Comparisons between the ischemia/reperfusion model with the mercuric chloride model should be made with caution. The two models are different, particularly with their time courses. Serum creatinine values are reported in Supplemental Table 3, which confirm that ischemia/reperfusion has a rapid onset, whereas mercuric chloride has a slower onset. This difference complicates the comparison of the severity of injury by the two insults; the serum creatinine at 24 hours was not significantly different (3.1 ± 0.4 mg/dl for I/R vs. 2.6 ± 0.3 mg/dl for HgCl₂, p = 0.37), although this comparison is only an approximation. Histologically the extent of damage in the OSOM at 24 h was slightly higher after mercuric chloride compared to ischemia/reperfusion (Figs 6 and 7, panels L vs. N). In an effort to adjust for the different time courses, we looked for overlap between 2h I/R and 8h HgCl₂, but we found only 21 genes (see legend for Fig 4).

Conclusions and future directions

Our study highlights the opportunities and bottlenecks in the workflow of gene discovery in acute renal failure, from genome to function. First, the microarray is excellent for identifying global expression trends that distinguish one type of injury from another (Fig. 3). However, distilling those global patterns into individual genes, or even pathways, has only one notable success, neutrophil gelatinase-associated lipocalin (25, 26). A large part of the problem is knowing which genes have changes in mRNA that reflect changes in protein levels. The number of proteins with high quality antibodies is relatively small, and a major effort should be undertaken to provide detection reagents as a resource to address this shortcoming. Single chain antibodies (40) and photoaptamers (4) may be useful approaches to complement conventional antibodies. In addition to eliminating false positives, some false negatives may be eliminated with approaches such as proteomics and metabolomics, then integrated with microarray data.

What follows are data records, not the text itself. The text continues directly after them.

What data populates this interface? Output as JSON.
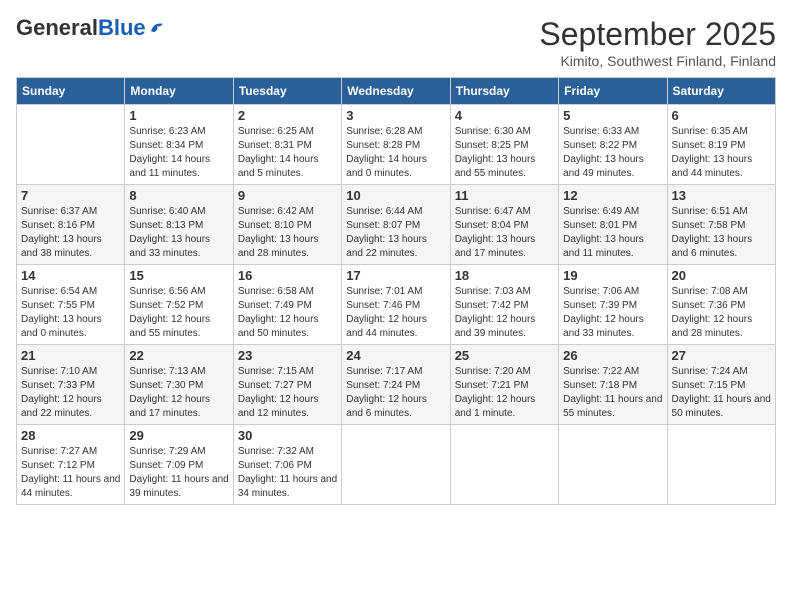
{
  "header": {
    "logo_general": "General",
    "logo_blue": "Blue",
    "month_title": "September 2025",
    "location": "Kimito, Southwest Finland, Finland"
  },
  "weekdays": [
    "Sunday",
    "Monday",
    "Tuesday",
    "Wednesday",
    "Thursday",
    "Friday",
    "Saturday"
  ],
  "weeks": [
    [
      {
        "day": "",
        "sunrise": "",
        "sunset": "",
        "daylight": ""
      },
      {
        "day": "1",
        "sunrise": "Sunrise: 6:23 AM",
        "sunset": "Sunset: 8:34 PM",
        "daylight": "Daylight: 14 hours and 11 minutes."
      },
      {
        "day": "2",
        "sunrise": "Sunrise: 6:25 AM",
        "sunset": "Sunset: 8:31 PM",
        "daylight": "Daylight: 14 hours and 5 minutes."
      },
      {
        "day": "3",
        "sunrise": "Sunrise: 6:28 AM",
        "sunset": "Sunset: 8:28 PM",
        "daylight": "Daylight: 14 hours and 0 minutes."
      },
      {
        "day": "4",
        "sunrise": "Sunrise: 6:30 AM",
        "sunset": "Sunset: 8:25 PM",
        "daylight": "Daylight: 13 hours and 55 minutes."
      },
      {
        "day": "5",
        "sunrise": "Sunrise: 6:33 AM",
        "sunset": "Sunset: 8:22 PM",
        "daylight": "Daylight: 13 hours and 49 minutes."
      },
      {
        "day": "6",
        "sunrise": "Sunrise: 6:35 AM",
        "sunset": "Sunset: 8:19 PM",
        "daylight": "Daylight: 13 hours and 44 minutes."
      }
    ],
    [
      {
        "day": "7",
        "sunrise": "Sunrise: 6:37 AM",
        "sunset": "Sunset: 8:16 PM",
        "daylight": "Daylight: 13 hours and 38 minutes."
      },
      {
        "day": "8",
        "sunrise": "Sunrise: 6:40 AM",
        "sunset": "Sunset: 8:13 PM",
        "daylight": "Daylight: 13 hours and 33 minutes."
      },
      {
        "day": "9",
        "sunrise": "Sunrise: 6:42 AM",
        "sunset": "Sunset: 8:10 PM",
        "daylight": "Daylight: 13 hours and 28 minutes."
      },
      {
        "day": "10",
        "sunrise": "Sunrise: 6:44 AM",
        "sunset": "Sunset: 8:07 PM",
        "daylight": "Daylight: 13 hours and 22 minutes."
      },
      {
        "day": "11",
        "sunrise": "Sunrise: 6:47 AM",
        "sunset": "Sunset: 8:04 PM",
        "daylight": "Daylight: 13 hours and 17 minutes."
      },
      {
        "day": "12",
        "sunrise": "Sunrise: 6:49 AM",
        "sunset": "Sunset: 8:01 PM",
        "daylight": "Daylight: 13 hours and 11 minutes."
      },
      {
        "day": "13",
        "sunrise": "Sunrise: 6:51 AM",
        "sunset": "Sunset: 7:58 PM",
        "daylight": "Daylight: 13 hours and 6 minutes."
      }
    ],
    [
      {
        "day": "14",
        "sunrise": "Sunrise: 6:54 AM",
        "sunset": "Sunset: 7:55 PM",
        "daylight": "Daylight: 13 hours and 0 minutes."
      },
      {
        "day": "15",
        "sunrise": "Sunrise: 6:56 AM",
        "sunset": "Sunset: 7:52 PM",
        "daylight": "Daylight: 12 hours and 55 minutes."
      },
      {
        "day": "16",
        "sunrise": "Sunrise: 6:58 AM",
        "sunset": "Sunset: 7:49 PM",
        "daylight": "Daylight: 12 hours and 50 minutes."
      },
      {
        "day": "17",
        "sunrise": "Sunrise: 7:01 AM",
        "sunset": "Sunset: 7:46 PM",
        "daylight": "Daylight: 12 hours and 44 minutes."
      },
      {
        "day": "18",
        "sunrise": "Sunrise: 7:03 AM",
        "sunset": "Sunset: 7:42 PM",
        "daylight": "Daylight: 12 hours and 39 minutes."
      },
      {
        "day": "19",
        "sunrise": "Sunrise: 7:06 AM",
        "sunset": "Sunset: 7:39 PM",
        "daylight": "Daylight: 12 hours and 33 minutes."
      },
      {
        "day": "20",
        "sunrise": "Sunrise: 7:08 AM",
        "sunset": "Sunset: 7:36 PM",
        "daylight": "Daylight: 12 hours and 28 minutes."
      }
    ],
    [
      {
        "day": "21",
        "sunrise": "Sunrise: 7:10 AM",
        "sunset": "Sunset: 7:33 PM",
        "daylight": "Daylight: 12 hours and 22 minutes."
      },
      {
        "day": "22",
        "sunrise": "Sunrise: 7:13 AM",
        "sunset": "Sunset: 7:30 PM",
        "daylight": "Daylight: 12 hours and 17 minutes."
      },
      {
        "day": "23",
        "sunrise": "Sunrise: 7:15 AM",
        "sunset": "Sunset: 7:27 PM",
        "daylight": "Daylight: 12 hours and 12 minutes."
      },
      {
        "day": "24",
        "sunrise": "Sunrise: 7:17 AM",
        "sunset": "Sunset: 7:24 PM",
        "daylight": "Daylight: 12 hours and 6 minutes."
      },
      {
        "day": "25",
        "sunrise": "Sunrise: 7:20 AM",
        "sunset": "Sunset: 7:21 PM",
        "daylight": "Daylight: 12 hours and 1 minute."
      },
      {
        "day": "26",
        "sunrise": "Sunrise: 7:22 AM",
        "sunset": "Sunset: 7:18 PM",
        "daylight": "Daylight: 11 hours and 55 minutes."
      },
      {
        "day": "27",
        "sunrise": "Sunrise: 7:24 AM",
        "sunset": "Sunset: 7:15 PM",
        "daylight": "Daylight: 11 hours and 50 minutes."
      }
    ],
    [
      {
        "day": "28",
        "sunrise": "Sunrise: 7:27 AM",
        "sunset": "Sunset: 7:12 PM",
        "daylight": "Daylight: 11 hours and 44 minutes."
      },
      {
        "day": "29",
        "sunrise": "Sunrise: 7:29 AM",
        "sunset": "Sunset: 7:09 PM",
        "daylight": "Daylight: 11 hours and 39 minutes."
      },
      {
        "day": "30",
        "sunrise": "Sunrise: 7:32 AM",
        "sunset": "Sunset: 7:06 PM",
        "daylight": "Daylight: 11 hours and 34 minutes."
      },
      {
        "day": "",
        "sunrise": "",
        "sunset": "",
        "daylight": ""
      },
      {
        "day": "",
        "sunrise": "",
        "sunset": "",
        "daylight": ""
      },
      {
        "day": "",
        "sunrise": "",
        "sunset": "",
        "daylight": ""
      },
      {
        "day": "",
        "sunrise": "",
        "sunset": "",
        "daylight": ""
      }
    ]
  ]
}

Our immunohistochemistry data underscores that the location of a candidate gene within the diverse cells and cell types of the kidney is essential for understanding its function. Additional false negatives may be due to the discrete localization of a gene that may be changing substantially in a small fraction of the cells, but may not change significantly when averaged over the entire kidney. Therefore, a technique such as laser capture microdissection (27) can be used to isolate RNA from a subset of cells, such as those positive for HO-1, and improve the signal to noise ratio for a given set of genes that should have some functional relationship to HO-1. In this regard, our whole kidney screen has provided some genes which we can use as a bootstrap to examine the regulatory networks within the relevant cells.

Figure 5.

Validation of gene expression by real-time RT-PCR (TaqMan). Ten genes were chosen for relevance to ARF, known intron-exon boundaries, and range of gene expression levels. Median-centered, lot normalized microarray intensities and gene expression levels relative to 18S rRNA were both log₂-transformed and expressed as log₂ differences from normal. The line of equivalence is dashed, and the line of correlation is solid (slope = 0.681, intercept = 0.060, r = 0.91).